The inaugural project of the new Center for International Law and Governance at the Fletcher School of Law and Diplomacy is an interdisciplinary effort to evaluate the need, structure, and possibility for international law and organization to protect civilians from government-initiated cyber-attacks in peacetime. The mission of the Center is to promote sustainable and pragmatic solutions to managing global challenges, drawing on expertise from multiple disciplines. This project will proceed through coordinated research by a group of private sector experts, government personnel, and scholars, to be presented at a conference to be held at the Fletcher School in Medford MA on September 14-15, 2018.

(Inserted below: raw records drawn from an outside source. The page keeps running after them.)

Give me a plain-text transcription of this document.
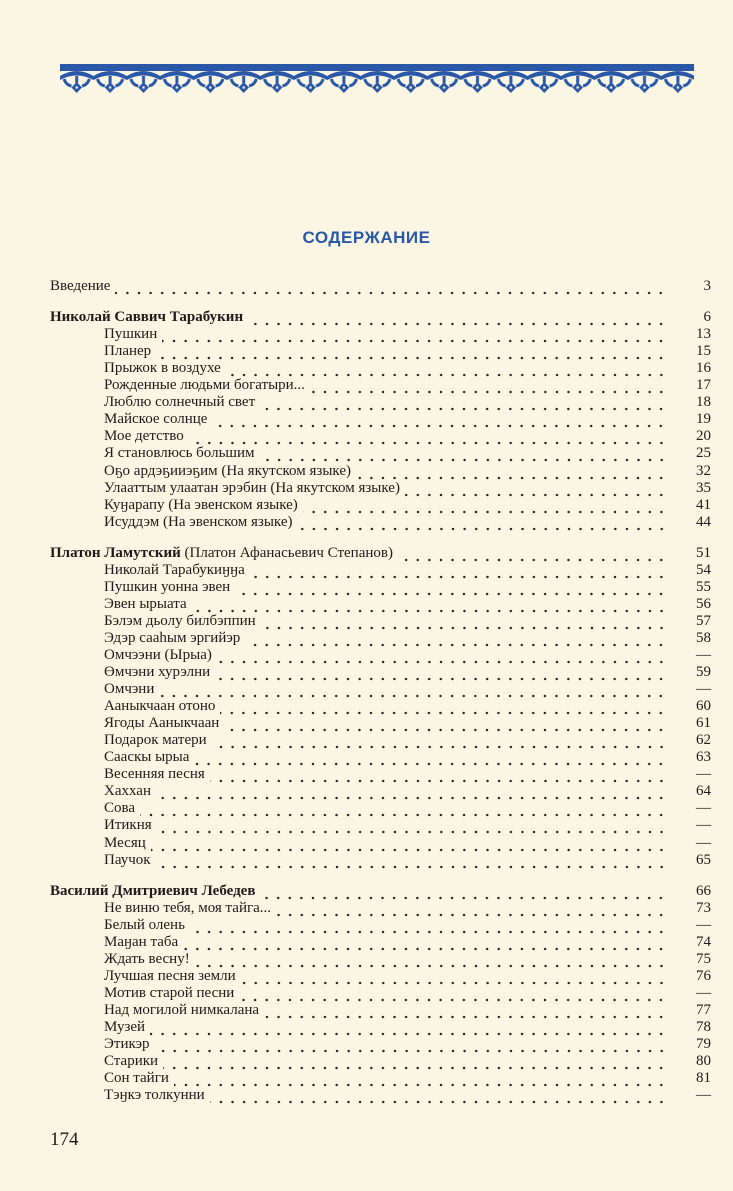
СОДЕРЖАНИЕ
Введение	3
Николай Саввич Тарабукин	6
Пушкин	13
Планер	15
Прыжок в воздухе	16
Рожденные людьми богатыри...	17
Люблю солнечный свет	18
Майское солнце	19
Мое детство	20
Я становлюсь большим	25
Оҕо ардэҕииэҕим (На якутском языке)	32
Улааттым улаатан эрэбин (На якутском языке)	35
Куӈарапу (На эвенском языке)	41
Исуддэм (На эвенском языке)	44
Платон Ламутский (Платон Афанасьевич Степанов)	51
Николай Тарабукиӈӈа	54
Пушкин уонна эвен	55
Эвен ырыата	56
Бэлэм дьолу билбэппин	57
Эдэр сааһым эргийэр	58
Омчээни (Ырыа)	—
Өмчэни хурэлни	59
Омчэни	—
Ааныкчаан отоно	60
Ягоды Ааныкчаан	61
Подарок матери	62
Сааскы ырыа	63
Весенняя песня	—
Хаххан	64
Сова	—
Итикня	—
Месяц	—
Паучок	65
Василий Дмитриевич Лебедев	66
Не виню тебя, моя тайга...	73
Белый олень	—
Маӈан таба	74
Ждать весну!	75
Лучшая песня земли	76
Мотив старой песни	—
Над могилой нимкалана	77
Музей	78
Этикэр	79
Старики	80
Сон тайги	81
Тэӈкэ толкунни	—
174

The format of the project is a series of studies on different aspects of the topic:  (i) attribution, (ii) standards for industry robustness, (iii) export controls to limit proliferation, (iv) vulnerability disclosure, and (v) compliance.  For each study, we have invited a legal, social science or governmental expert and a computer scientist or other technical expert to co-author a paper. At the conference, we will have other experts to comment on the studies.   The papers are expected to be published in the European Journal of International Law.

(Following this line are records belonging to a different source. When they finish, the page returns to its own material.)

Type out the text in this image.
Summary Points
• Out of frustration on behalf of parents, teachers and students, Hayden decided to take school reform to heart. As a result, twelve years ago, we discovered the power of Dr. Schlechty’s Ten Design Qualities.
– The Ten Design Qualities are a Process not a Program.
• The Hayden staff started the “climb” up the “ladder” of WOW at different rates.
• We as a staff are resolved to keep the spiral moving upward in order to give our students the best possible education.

The overarching goal of the project is to integrate technical knowledge with legal analysis in order to evaluate and propose international legal and institutional arrangements for protecting civilian institutions and infrastructure. These could range from hard law overseen by formal multilateral intergovernmental institutions to voluntary standards implemented by a group of like-minded countries and/or private sector actors.  For each paper we have asked the authors to explain the nature of the problem, the technical issues involved, and the potential legal/institutional responses. Depending on the particular topic, specific questions that will be considered include:

  • What are the technical elements of the problem?

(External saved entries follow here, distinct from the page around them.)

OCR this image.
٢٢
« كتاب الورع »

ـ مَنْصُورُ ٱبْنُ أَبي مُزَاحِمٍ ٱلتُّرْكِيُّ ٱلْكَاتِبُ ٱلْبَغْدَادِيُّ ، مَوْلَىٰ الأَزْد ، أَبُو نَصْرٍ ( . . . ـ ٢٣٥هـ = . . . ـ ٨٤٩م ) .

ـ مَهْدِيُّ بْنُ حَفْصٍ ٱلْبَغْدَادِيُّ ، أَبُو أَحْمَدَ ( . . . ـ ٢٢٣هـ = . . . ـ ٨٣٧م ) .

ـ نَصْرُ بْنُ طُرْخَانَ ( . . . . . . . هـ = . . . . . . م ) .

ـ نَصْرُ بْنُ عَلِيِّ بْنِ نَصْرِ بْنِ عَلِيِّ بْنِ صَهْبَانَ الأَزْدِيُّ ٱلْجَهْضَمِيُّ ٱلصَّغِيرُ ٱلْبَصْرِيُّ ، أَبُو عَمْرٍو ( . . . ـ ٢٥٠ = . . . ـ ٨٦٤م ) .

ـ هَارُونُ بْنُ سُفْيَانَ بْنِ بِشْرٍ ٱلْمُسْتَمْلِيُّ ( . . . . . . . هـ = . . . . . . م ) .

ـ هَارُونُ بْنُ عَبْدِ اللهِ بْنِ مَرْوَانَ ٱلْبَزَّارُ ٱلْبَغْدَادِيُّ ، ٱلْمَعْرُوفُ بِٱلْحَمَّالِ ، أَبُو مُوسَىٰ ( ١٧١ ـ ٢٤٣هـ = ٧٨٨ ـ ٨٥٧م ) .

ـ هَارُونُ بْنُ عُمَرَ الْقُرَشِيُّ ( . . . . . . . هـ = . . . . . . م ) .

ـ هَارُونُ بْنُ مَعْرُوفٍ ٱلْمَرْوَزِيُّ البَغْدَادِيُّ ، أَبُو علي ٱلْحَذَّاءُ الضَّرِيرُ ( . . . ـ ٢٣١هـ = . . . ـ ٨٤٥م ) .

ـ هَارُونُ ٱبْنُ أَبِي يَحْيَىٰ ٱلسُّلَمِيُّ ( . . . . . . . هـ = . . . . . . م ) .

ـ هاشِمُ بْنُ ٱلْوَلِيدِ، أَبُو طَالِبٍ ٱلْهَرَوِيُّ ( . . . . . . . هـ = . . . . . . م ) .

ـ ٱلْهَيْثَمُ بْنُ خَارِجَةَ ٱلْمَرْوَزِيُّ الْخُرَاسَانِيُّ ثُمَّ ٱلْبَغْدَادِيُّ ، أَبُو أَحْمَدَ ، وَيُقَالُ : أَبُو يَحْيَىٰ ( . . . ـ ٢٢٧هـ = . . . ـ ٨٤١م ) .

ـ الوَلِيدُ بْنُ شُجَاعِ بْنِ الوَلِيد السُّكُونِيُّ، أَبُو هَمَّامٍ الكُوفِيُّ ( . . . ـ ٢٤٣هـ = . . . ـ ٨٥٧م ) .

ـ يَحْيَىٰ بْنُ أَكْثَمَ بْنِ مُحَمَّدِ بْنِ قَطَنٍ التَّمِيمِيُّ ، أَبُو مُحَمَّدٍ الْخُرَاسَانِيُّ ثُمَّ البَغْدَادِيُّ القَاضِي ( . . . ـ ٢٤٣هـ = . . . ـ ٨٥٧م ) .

  • What elements of the problem require action at the international (as opposed to domestic) level?
  • What are the political constraints to action at that level? What are the opportunities and incentives?
  • What existing law and institutions apply to the problem?
  • What new law, guidelines or standards are required?
  • What new institutional arrangements are needed?

We expect the studies to include specific proposals for new law and/or institutions, if appropriate, as well as a plan of action on how to implement the proposals.